As the time ticked by, Barr's body fell into the rhythm established by a year of grueling hikes and daily practice. The physical exertion, the mental stress, the imminent dangers — none of it really bothered him anymore. The only thing he never felt he could fully adjust to and forget about was the heat: the sticky, oppressive heat.
On Wednesday morning, when Barr got off his shift, he was taken to the nearest fire camp an hour away. He ate some fruit and a breakfast burrito, took a shower, and prepared for his next 24-hour shift, which started the following morning. Several hundred miles from home, he was exhausted from sleeping on the rocky ground, he was dusted with soot from head to toe, and he was being escorted around camp by a tough CDCR guard who cut him no slack.
But he was comfortable, grateful — happy, even, that he didn’t have to spend this past year surrounded by 131 other criminals in a loud, disgusting room, with Iron Man playing on repeat. Even as he insisted that the experience hasn’t changed him, as a person, he admitted that fire camp turned the time he had to serve from something soul-crushing into something productive. He does feel angry, though, when he thinks about how much cash he’ll be leaving with — maybe $1,200 at most for an entire year of work.
“Pshh, this might be beyond slavery, whatever this is,” Barr told me, leaning forward to rest his arms onto the fire camp picnic table. He spoke with more confidence and ease than he had at any point in the past year, casually dismissing the previous day’s labor as easy in one breath while comparing the foremen to overseers in the next. “They don’t have a whip. That’s the difference,” he said. He laughed.
The one thing he did know, as he contemplated what he'd do once he got out: He didn't want to be a firefighter unless he had absolutely no other choice for employment. He'd never gotten over the physical discomfort of being around the hot flames. Every time was like the first time. It was counterintuitive to get this close to such heat, like jumping into an oven.
It's not easy for inmate firefighters to make the transition into professional firefighting. Wildland firefighter jobs are so competitive that 200 or 300 applications might come in for one opening, and Cal Fire is reluctant to promote the fact that they might hire well-trained felons over people with no criminal record, even for seasonal jobs. The Los Angeles County Fire Department won't hire felons at all. Still, an estimated 3 to 5% of inmates do make the jump, often by working with the U.S. Forest Service. But Barr would really prefer to do something else.

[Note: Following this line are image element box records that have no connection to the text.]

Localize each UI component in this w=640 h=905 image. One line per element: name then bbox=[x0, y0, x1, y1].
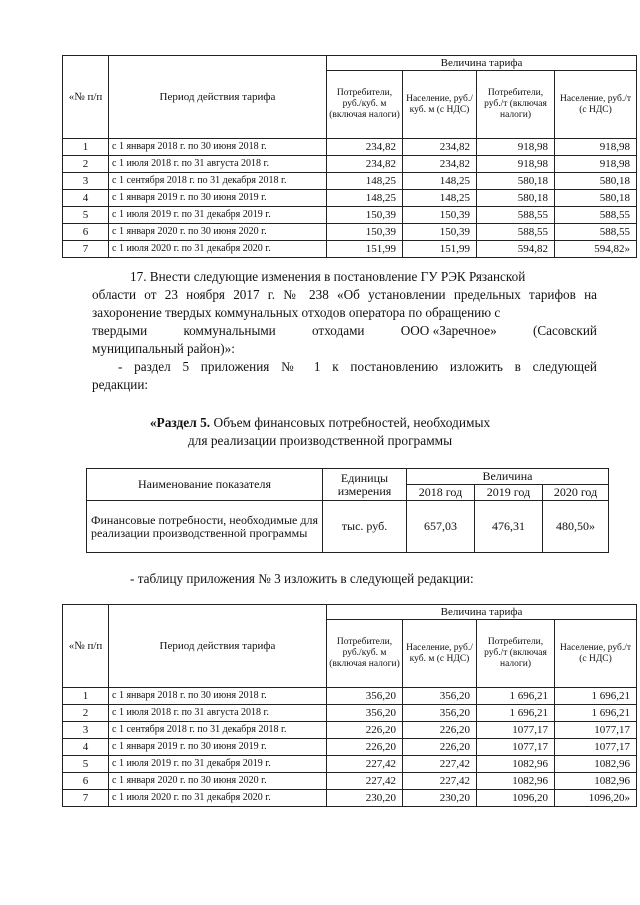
row-period: с 1 января 2019 г. по 30 июня 2019 г. bbox=[109, 190, 327, 207]
header-population-t: Население, руб./т (с НДС) bbox=[555, 71, 637, 139]
row-consumers-m3: 148,25 bbox=[327, 173, 403, 190]
paragraph-17-first-line: 17. Внести следующие изменения в постановление ГУ РЭК Рязанской bbox=[130, 269, 526, 284]
row-number: 2 bbox=[63, 705, 109, 722]
row-number: 6 bbox=[63, 773, 109, 790]
table-row bbox=[63, 688, 637, 705]
row-period: с 1 сентября 2018 г. по 31 декабря 2018 г. bbox=[109, 722, 327, 739]
table-row bbox=[63, 173, 637, 190]
row-population-t: 918,98 bbox=[555, 139, 637, 156]
row-period: с 1 июля 2018 г. по 31 августа 2018 г. bbox=[109, 705, 327, 722]
row-consumers-m3: 226,20 bbox=[327, 722, 403, 739]
paragraph-17-body: области от 23 ноября 2017 г. № 238 «Об установлении предельных тарифов на захоронение твердых коммунальных отходов оператора по обращению с bbox=[92, 287, 597, 320]
row-consumers-m3: 230,20 bbox=[327, 790, 403, 807]
row-consumers-m3: 151,99 bbox=[327, 241, 403, 258]
indicator-unit: тыс. руб. bbox=[323, 501, 407, 553]
word: твердыми bbox=[92, 323, 148, 338]
row-consumers-m3: 356,20 bbox=[327, 705, 403, 722]
paragraph-17-line5: муниципальный район)»: bbox=[92, 341, 235, 356]
table-row bbox=[63, 773, 637, 790]
bullet-appendix3: - таблицу приложения № 3 изложить в следующей редакции: bbox=[130, 571, 474, 586]
row-population-m3: 227,42 bbox=[403, 756, 477, 773]
value-2019: 476,31 bbox=[475, 501, 543, 553]
row-consumers-t: 918,98 bbox=[477, 139, 555, 156]
row-consumers-t: 918,98 bbox=[477, 156, 555, 173]
row-population-t: 1 696,21 bbox=[555, 705, 637, 722]
row-consumers-m3: 227,42 bbox=[327, 773, 403, 790]
row-consumers-t: 1 696,21 bbox=[477, 705, 555, 722]
row-consumers-m3: 234,82 bbox=[327, 156, 403, 173]
row-period: с 1 июля 2020 г. по 31 декабря 2020 г. bbox=[109, 241, 327, 258]
row-population-t: 580,18 bbox=[555, 190, 637, 207]
row-population-m3: 356,20 bbox=[403, 705, 477, 722]
row-population-t: 918,98 bbox=[555, 156, 637, 173]
row-population-m3: 234,82 bbox=[403, 139, 477, 156]
row-period: с 1 июля 2019 г. по 31 декабря 2019 г. bbox=[109, 207, 327, 224]
header-consumers-t: Потребители, руб./т (включая налоги) bbox=[477, 620, 555, 688]
row-period: с 1 июля 2020 г. по 31 декабря 2020 г. bbox=[109, 790, 327, 807]
row-population-t: 594,82» bbox=[555, 241, 637, 258]
row-number: 4 bbox=[63, 190, 109, 207]
row-population-m3: 356,20 bbox=[403, 688, 477, 705]
row-number: 3 bbox=[63, 173, 109, 190]
row-population-m3: 148,25 bbox=[403, 190, 477, 207]
row-number: 7 bbox=[63, 241, 109, 258]
row-period: с 1 января 2018 г. по 30 июня 2018 г. bbox=[109, 139, 327, 156]
row-number: 4 bbox=[63, 739, 109, 756]
header-year: 2020 год bbox=[543, 485, 609, 501]
row-number: 6 bbox=[63, 224, 109, 241]
row-population-m3: 227,42 bbox=[403, 773, 477, 790]
table-row bbox=[63, 241, 637, 258]
word: ООО «Заречное» bbox=[400, 323, 497, 338]
row-population-m3: 226,20 bbox=[403, 722, 477, 739]
row-consumers-t: 1 696,21 bbox=[477, 688, 555, 705]
row-population-m3: 230,20 bbox=[403, 790, 477, 807]
row-population-m3: 234,82 bbox=[403, 156, 477, 173]
row-population-m3: 150,39 bbox=[403, 207, 477, 224]
row-number: 2 bbox=[63, 156, 109, 173]
row-consumers-m3: 150,39 bbox=[327, 224, 403, 241]
header-value: Величина bbox=[407, 469, 609, 485]
row-consumers-m3: 150,39 bbox=[327, 207, 403, 224]
row-consumers-m3: 234,82 bbox=[327, 139, 403, 156]
row-consumers-t: 588,55 bbox=[477, 224, 555, 241]
header-unit: Единицы измерения bbox=[323, 469, 407, 501]
header-tariff-value: Величина тарифа bbox=[327, 56, 637, 71]
row-consumers-m3: 148,25 bbox=[327, 190, 403, 207]
row-period: с 1 января 2019 г. по 30 июня 2019 г. bbox=[109, 739, 327, 756]
indicator-name: Финансовые потребности, необходимые для реализации производственной программы bbox=[87, 501, 323, 553]
header-tariff-value: Величина тарифа bbox=[327, 605, 637, 620]
row-consumers-t: 1096,20 bbox=[477, 790, 555, 807]
row-consumers-t: 1082,96 bbox=[477, 773, 555, 790]
section5-title-rest: Объем финансовых потребностей, необходимых bbox=[210, 415, 491, 430]
header-consumers-t: Потребители, руб./т (включая налоги) bbox=[477, 71, 555, 139]
word: (Сасовский bbox=[532, 323, 597, 338]
row-period: с 1 января 2020 г. по 30 июня 2020 г. bbox=[109, 773, 327, 790]
row-population-t: 588,55 bbox=[555, 224, 637, 241]
row-number: 5 bbox=[63, 756, 109, 773]
header-period: Период действия тарифа bbox=[109, 605, 327, 688]
header-population-m3: Население, руб./куб. м (с НДС) bbox=[403, 620, 477, 688]
row-population-t: 1 696,21 bbox=[555, 688, 637, 705]
row-population-m3: 226,20 bbox=[403, 739, 477, 756]
section5-title-line2: для реализации производственной программы bbox=[187, 433, 453, 448]
value-2020: 480,50» bbox=[543, 501, 609, 553]
table-row bbox=[63, 790, 637, 807]
table-row bbox=[63, 739, 637, 756]
row-consumers-t: 1077,17 bbox=[477, 722, 555, 739]
table-row bbox=[63, 224, 637, 241]
row-number: 1 bbox=[63, 139, 109, 156]
header-period: Период действия тарифа bbox=[109, 56, 327, 139]
table-row bbox=[63, 156, 637, 173]
row-consumers-t: 594,82 bbox=[477, 241, 555, 258]
table-row bbox=[63, 722, 637, 739]
row-population-m3: 151,99 bbox=[403, 241, 477, 258]
row-number: 1 bbox=[63, 688, 109, 705]
bullet-section5-line2: редакции: bbox=[92, 377, 149, 392]
row-number: 3 bbox=[63, 722, 109, 739]
header-consumers-m3: Потребители, руб./куб. м (включая налоги) bbox=[327, 620, 403, 688]
tariff-table-2 bbox=[62, 604, 637, 807]
header-number: «№ п/п bbox=[63, 605, 109, 688]
section5-title-bold: «Раздел 5. bbox=[149, 415, 211, 430]
bullet-section5-line1: - раздел 5 приложения № 1 к постановлению изложить в следующей bbox=[118, 359, 597, 374]
row-consumers-m3: 227,42 bbox=[327, 756, 403, 773]
header-indicator: Наименование показателя bbox=[87, 469, 323, 501]
row-consumers-t: 1082,96 bbox=[477, 756, 555, 773]
table-row bbox=[63, 756, 637, 773]
row-period: с 1 июля 2019 г. по 31 декабря 2019 г. bbox=[109, 756, 327, 773]
row-population-t: 1077,17 bbox=[555, 739, 637, 756]
row-population-t: 588,55 bbox=[555, 207, 637, 224]
value-2018: 657,03 bbox=[407, 501, 475, 553]
word: коммунальными bbox=[183, 323, 276, 338]
header-number: «№ п/п bbox=[63, 56, 109, 139]
row-population-m3: 150,39 bbox=[403, 224, 477, 241]
table-row bbox=[63, 190, 637, 207]
row-population-t: 1082,96 bbox=[555, 756, 637, 773]
header-population-t: Население, руб./т (с НДС) bbox=[555, 620, 637, 688]
row-population-t: 1096,20» bbox=[555, 790, 637, 807]
row-number: 7 bbox=[63, 790, 109, 807]
row-consumers-m3: 356,20 bbox=[327, 688, 403, 705]
finance-table bbox=[86, 468, 609, 553]
header-year: 2018 год bbox=[407, 485, 475, 501]
row-period: с 1 января 2018 г. по 30 июня 2018 г. bbox=[109, 688, 327, 705]
row-period: с 1 сентября 2018 г. по 31 декабря 2018 г. bbox=[109, 173, 327, 190]
row-consumers-t: 1077,17 bbox=[477, 739, 555, 756]
row-consumers-t: 580,18 bbox=[477, 190, 555, 207]
row-population-m3: 148,25 bbox=[403, 173, 477, 190]
table-row bbox=[63, 139, 637, 156]
row-consumers-m3: 226,20 bbox=[327, 739, 403, 756]
row-number: 5 bbox=[63, 207, 109, 224]
row-population-t: 580,18 bbox=[555, 173, 637, 190]
row-population-t: 1077,17 bbox=[555, 722, 637, 739]
row-consumers-t: 588,55 bbox=[477, 207, 555, 224]
tariff-table-1 bbox=[62, 55, 637, 258]
row-period: с 1 июля 2018 г. по 31 августа 2018 г. bbox=[109, 156, 327, 173]
row-consumers-t: 580,18 bbox=[477, 173, 555, 190]
row-population-t: 1082,96 bbox=[555, 773, 637, 790]
word: отходами bbox=[312, 323, 365, 338]
paragraph-17-line4 bbox=[92, 322, 597, 340]
table-row bbox=[63, 207, 637, 224]
row-period: с 1 января 2020 г. по 30 июня 2020 г. bbox=[109, 224, 327, 241]
header-population-m3: Население, руб./куб. м (с НДС) bbox=[403, 71, 477, 139]
header-consumers-m3: Потребители, руб./куб. м (включая налоги) bbox=[327, 71, 403, 139]
table-row bbox=[63, 705, 637, 722]
section5-title bbox=[80, 414, 560, 432]
header-year: 2019 год bbox=[475, 485, 543, 501]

He explained he'd been practicing his algebra; reading up on stocks, bonds, and real estate; and savoring Machiavelli's The Prince. He’d also been really into biographies lately because he likes reading about real people who achieve success. “I got plans to be a millionaire when I get out,” he said. “I just gotta figure out how.”
At the end of September, California announced that it had run through the fiscal year’s entire wildfire budget in only three months and would need to start tapping into reserves meant for all natural disasters. The now never-ending fire season continues unabated, but any hopes that the federal government might offer additional help fizzled in August, when a bill that would increase funding for wildfire suppression died in the House of Representatives.
Now the state must figure out how to do more with less. And one of the best ways to save money when fighting fires? Send in the inmates. The CDCR confirmed it does plan to open at least one new camp in the next few years.
“Yeah, we get exploited as far as the money, but I love going out there,” Barr said. “It makes time go by.”